Ohne Quittung, würde ich mal wetten.

ABGESAGT

Immer wieder beliebt: Zu Gerichtsverhandlungen erscheinen und erfahren, dass der Termin am Vortag aufgehoben worden ist. „Hat die Geschäftsstelle nicht bei Ihnen angerufen?“ wundert sich die Richterin.

Nein hat sie nicht. Mich würde es wundern, wenn sie hätte.

ÜBERFÜHRT

ÜBERFÜHRT

Eigentlich suchte die Polizei in der Wohnung meines Mandanten nach weichen Drogen. Als sie nach anderthalb Stunden immer noch nichts gefunden hatten, gaben die Beamten auf.

Doch nicht ganz.

Im Ermittlungsbericht steht fast beschwörend, die Wohnung biete ein einschlägiges Ambiente. Sie mache einen unaufgeräumten Eindruck. Auf der unteren Ablage des Beistelltisches im Wohnzimmer habe man ein Päckchen Zigarettenpapier und ein BIC-Feuerzeug entdeckt. Ergebnis: Der Tatverdachte habe sich durch Indizien mittelbar bestätigt.

Zigarettenpapier und Feuerzeug wurden sogar als Beweismittel beschlagnahmt.

Es wird mir schwer fallen, in meiner Verteidigungsschrift nicht ironisch zu werden.

VERSUCHUNG

Bei Verkehrsunfallsachen muss die Versicherung des Schädigers auch die Anwaltsgebühren tragen.
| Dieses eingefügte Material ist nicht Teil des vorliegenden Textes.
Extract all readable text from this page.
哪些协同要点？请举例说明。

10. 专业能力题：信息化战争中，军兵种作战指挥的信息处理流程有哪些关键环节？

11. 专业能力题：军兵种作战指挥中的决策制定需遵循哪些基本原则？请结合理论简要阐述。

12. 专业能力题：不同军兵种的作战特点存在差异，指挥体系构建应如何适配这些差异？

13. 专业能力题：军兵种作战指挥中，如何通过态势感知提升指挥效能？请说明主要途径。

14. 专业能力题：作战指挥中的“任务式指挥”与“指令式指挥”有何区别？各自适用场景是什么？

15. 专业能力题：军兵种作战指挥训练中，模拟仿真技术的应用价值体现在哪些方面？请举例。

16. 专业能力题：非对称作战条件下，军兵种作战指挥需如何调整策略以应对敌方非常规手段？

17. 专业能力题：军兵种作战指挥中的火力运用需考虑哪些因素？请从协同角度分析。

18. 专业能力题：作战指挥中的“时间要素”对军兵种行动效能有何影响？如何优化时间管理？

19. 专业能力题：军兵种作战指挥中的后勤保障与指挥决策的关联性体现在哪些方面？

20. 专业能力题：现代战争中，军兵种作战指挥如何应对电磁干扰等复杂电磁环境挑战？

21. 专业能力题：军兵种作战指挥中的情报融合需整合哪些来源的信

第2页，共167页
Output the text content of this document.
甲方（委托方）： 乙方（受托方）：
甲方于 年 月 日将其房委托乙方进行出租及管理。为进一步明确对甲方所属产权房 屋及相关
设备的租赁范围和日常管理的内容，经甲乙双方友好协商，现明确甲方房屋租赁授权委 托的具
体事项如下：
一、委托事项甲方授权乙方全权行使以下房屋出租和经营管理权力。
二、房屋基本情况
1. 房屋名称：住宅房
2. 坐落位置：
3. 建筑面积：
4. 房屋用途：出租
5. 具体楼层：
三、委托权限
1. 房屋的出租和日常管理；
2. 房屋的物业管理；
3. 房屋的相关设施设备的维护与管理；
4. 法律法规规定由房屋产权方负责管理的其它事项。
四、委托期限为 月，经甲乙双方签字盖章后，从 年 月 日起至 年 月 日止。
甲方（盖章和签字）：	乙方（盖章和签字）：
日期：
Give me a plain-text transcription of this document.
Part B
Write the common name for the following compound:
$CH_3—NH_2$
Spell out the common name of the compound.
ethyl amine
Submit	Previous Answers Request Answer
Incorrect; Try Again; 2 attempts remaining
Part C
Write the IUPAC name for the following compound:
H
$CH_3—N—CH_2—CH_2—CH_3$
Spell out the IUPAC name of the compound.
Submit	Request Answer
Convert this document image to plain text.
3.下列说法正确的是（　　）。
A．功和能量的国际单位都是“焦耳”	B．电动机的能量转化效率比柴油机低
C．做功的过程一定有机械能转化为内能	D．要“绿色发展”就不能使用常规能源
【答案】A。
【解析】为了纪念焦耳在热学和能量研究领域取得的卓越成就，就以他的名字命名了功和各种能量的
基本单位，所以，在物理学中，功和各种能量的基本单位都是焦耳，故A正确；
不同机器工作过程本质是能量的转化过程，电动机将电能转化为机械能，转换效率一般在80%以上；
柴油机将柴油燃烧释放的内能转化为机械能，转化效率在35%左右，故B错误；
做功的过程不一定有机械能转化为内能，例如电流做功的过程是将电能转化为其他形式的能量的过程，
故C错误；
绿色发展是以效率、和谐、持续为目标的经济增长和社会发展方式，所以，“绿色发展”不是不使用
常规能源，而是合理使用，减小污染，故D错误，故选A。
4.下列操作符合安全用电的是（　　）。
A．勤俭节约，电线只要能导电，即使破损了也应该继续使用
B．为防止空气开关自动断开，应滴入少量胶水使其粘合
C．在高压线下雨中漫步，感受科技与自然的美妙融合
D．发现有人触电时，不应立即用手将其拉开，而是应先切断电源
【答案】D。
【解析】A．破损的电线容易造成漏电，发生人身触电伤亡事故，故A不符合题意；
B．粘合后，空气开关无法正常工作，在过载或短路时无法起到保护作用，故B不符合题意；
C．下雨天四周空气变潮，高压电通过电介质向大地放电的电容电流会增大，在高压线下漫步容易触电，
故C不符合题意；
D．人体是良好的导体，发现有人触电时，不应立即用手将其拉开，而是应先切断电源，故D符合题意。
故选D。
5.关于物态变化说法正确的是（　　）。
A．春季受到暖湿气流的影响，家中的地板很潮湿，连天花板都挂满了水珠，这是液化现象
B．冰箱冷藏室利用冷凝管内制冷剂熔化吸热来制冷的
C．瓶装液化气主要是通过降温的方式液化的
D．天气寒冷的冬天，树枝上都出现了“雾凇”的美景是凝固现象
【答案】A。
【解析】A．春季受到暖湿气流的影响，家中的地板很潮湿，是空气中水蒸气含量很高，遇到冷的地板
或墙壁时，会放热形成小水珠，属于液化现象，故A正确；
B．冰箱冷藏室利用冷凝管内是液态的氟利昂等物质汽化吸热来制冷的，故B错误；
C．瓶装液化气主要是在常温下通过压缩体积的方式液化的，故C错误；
Eine große Versicherung macht mir jetzt folgenden Vorschlag:

Wir zahlen zur Abgeltung aller Ansprüche 10.000 Euro. Ihre Anwaltsgebühren übernehmen wir nach einem Gegenstandswert von 15.000 Euro. Der Gebührenvorschlag ist Gegenstand des Vergleichs.

Wessen Interessen vertrete ich denn? Meine? Oder die meiner Mandanten? Ich schätze mal, das Angebot lehne ich ab.

HÖHERE GEWALT

HÖHERE GEWALT

Wie es aussieht, können sich die Autoversicherungen beim Gesetzgeber bedanken. Der hat nämlich nicht nur verordnet, dass bei einer Abrechnung auf Gutachtenbasis keine Mehrwertsteuer fällig ist. Sondern sich auch noch die Regelung ausgedacht, dass die Mithaftung eines Autofahrers aus der sogenannten Betriebsgefahr nur noch bei „höherer Gewalt“ entfällt.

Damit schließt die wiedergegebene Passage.